How to manage the cuda streams and TensorRT context in multiple threads GPU application?

For a tensorrt trt file, we will load it to an engine, and create Tensorrt context for the engine. Then use cuda stream to inference by calling context->enqueueV2().

Do we need to call cudaCreateStream() after the Tensorrt context is created? Or just need to after selecting GPU device calling SetDevice()? How the TensorRT associate the cuda stream and Tensorrt context?

Can we use multiple streams with one Tensorrt context?

In a multiple thread C++ application, each thread uses one model to inference, one model might be loaded in more than 1 thread; So, in one thread, do we just need 1 engine, 1 context and 1 stream or multiple streams?

Solution

Do we need to call cudaCreateStream() after the Tensorrt context is created?

By cudaCreateStream() do you mean cudaStreamCreate()?

You can create them after you've created your engine and runtime.

As a bonus trivia, you don't necessarily have to use CUDA streams at all.

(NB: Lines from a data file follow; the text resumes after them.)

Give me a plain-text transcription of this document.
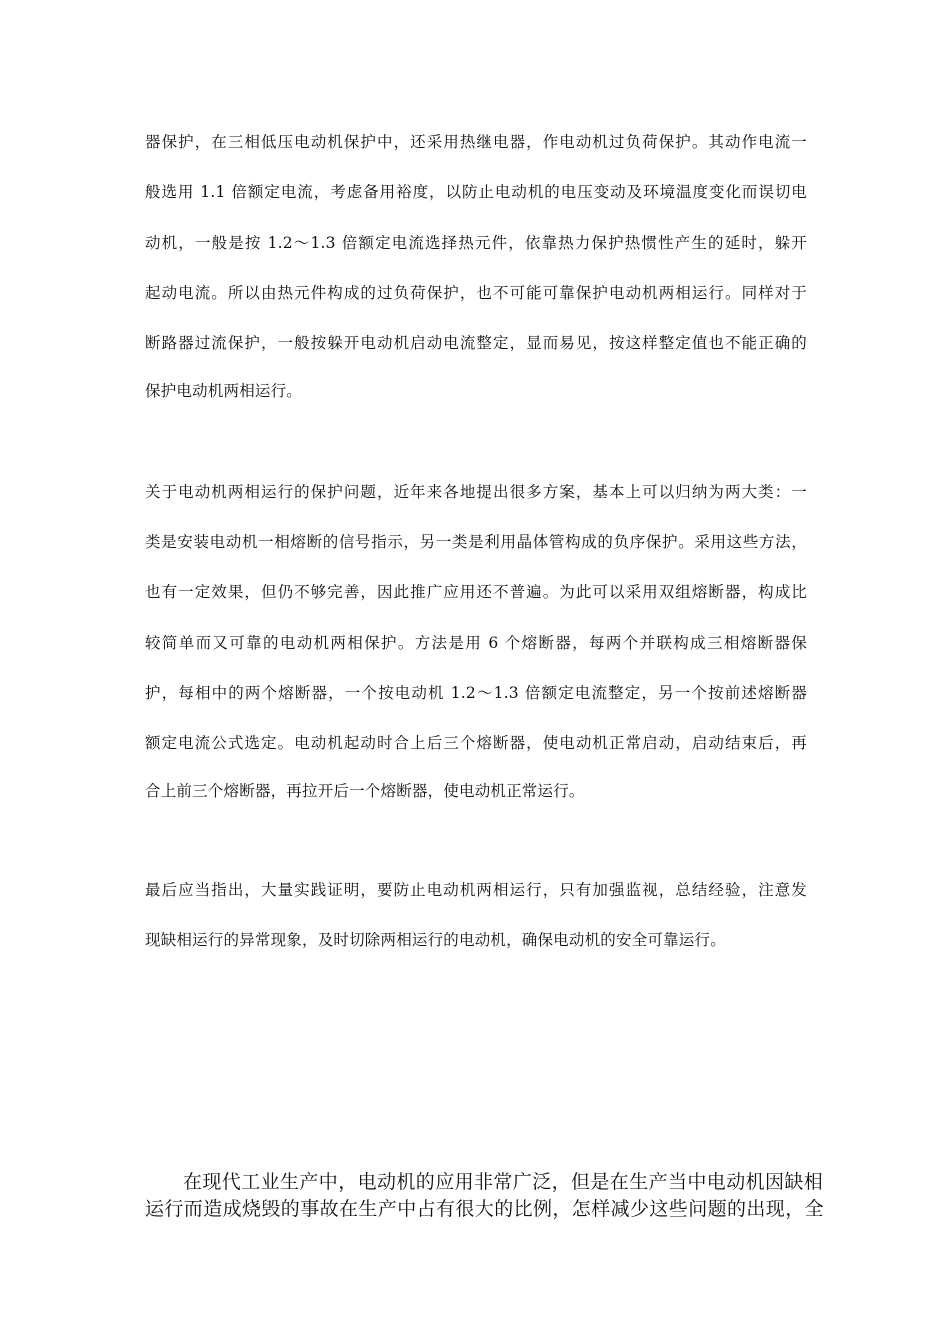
器保护，在三相低压电动机保护中，还采用热继电器，作电动机过负荷保护。其动作电流一
般选用 1.1 倍额定电流，考虑备用裕度，以防止电动机的电压变动及环境温度变化而误切电
动机，一般是按 1.2～1.3 倍额定电流选择热元件，依靠热力保护热惯性产生的延时，躲开
起动电流。所以由热元件构成的过负荷保护，也不可能可靠保护电动机两相运行。同样对于
断路器过流保护，一般按躲开电动机启动电流整定，显而易见，按这样整定值也不能正确的
保护电动机两相运行。
关于电动机两相运行的保护问题，近年来各地提出很多方案，基本上可以归纳为两大类：一
类是安装电动机一相熔断的信号指示，另一类是利用晶体管构成的负序保护。采用这些方法，
也有一定效果，但仍不够完善，因此推广应用还不普遍。为此可以采用双组熔断器，构成比
较简单而又可靠的电动机两相保护。方法是用 6 个熔断器，每两个并联构成三相熔断器保
护，每相中的两个熔断器，一个按电动机 1.2～1.3 倍额定电流整定，另一个按前述熔断器
额定电流公式选定。电动机起动时合上后三个熔断器，使电动机正常启动，启动结束后，再
合上前三个熔断器，再拉开后一个熔断器，使电动机正常运行。
最后应当指出，大量实践证明，要防止电动机两相运行，只有加强监视，总结经验，注意发
现缺相运行的异常现象，及时切除两相运行的电动机，确保电动机的安全可靠运行。
在现代工业生产中，电动机的应用非常广泛，但是在生产当中电动机因缺相
运行而造成烧毁的事故在生产中占有很大的比例，怎样减少这些问题的出现，全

I have tried copying my data from host to device, calling enqueueV2() and then copying the from device to host without using a CUDA stream. It worked fine.

How the TensorRT associate the cuda stream and Tensorrt context?

The association is that you can pass the same CUDA stream as an argument to all of the function calls. The following c++ code will illustrate this:

void infer(std::vector<void*>& deviceMemory, void* hostInputMemory, size_t hostInputMemorySizeBytes, cudaStream_t& cudaStream)
{
  auto success = cudaMemcpyAsync(deviceMemory, hostInputMemory, hostInputMemorySizeBytes, cudaMemcpyHostToDevice, cudaStream)
  if (not success) {... handle errors...}

  if (not executionContext.enqueueV2(static_cast<void**>(deviceMemory.data()), cudaStream, nullptr)
  { ... handle errors...}

  void* outputHostMemory; // allocate size for all bindings
  size_t outputMemorySizeBytes;
  auto success2 = cudaMemcpyAsync(&outputHostMemory, &deviceMemory.at(0), outputMemorySizeBytes, cudaMemcpyDeviceToHost, cudaStream);
  if (not success2) {... error handling ...}

  cudaStream.waitForCompletion();
}

You can check this repository if you want a full working example in c++. My code above is just an illustration.

Can we use multiple streams with one Tensorrt context?

If I understood your question correctly, according to this document the answer is no.

In a multiple thread C++ application, each thread uses one model to inference, one model might be loaded in more than 1 thread; So, in one thread, do we just need 1 engine, 1 context and 1 stream or multiple streams?

one model might be loaded in more than 1 thread

this doesn't sound right.

An engine (nvinfer1::ICudaEngine) is created from a TensorRT engine file. The engine creates an execution context that is used for inference.

This part of TensorRT developer guide states which operations are thread safe. The rest can be considered non-thread safe.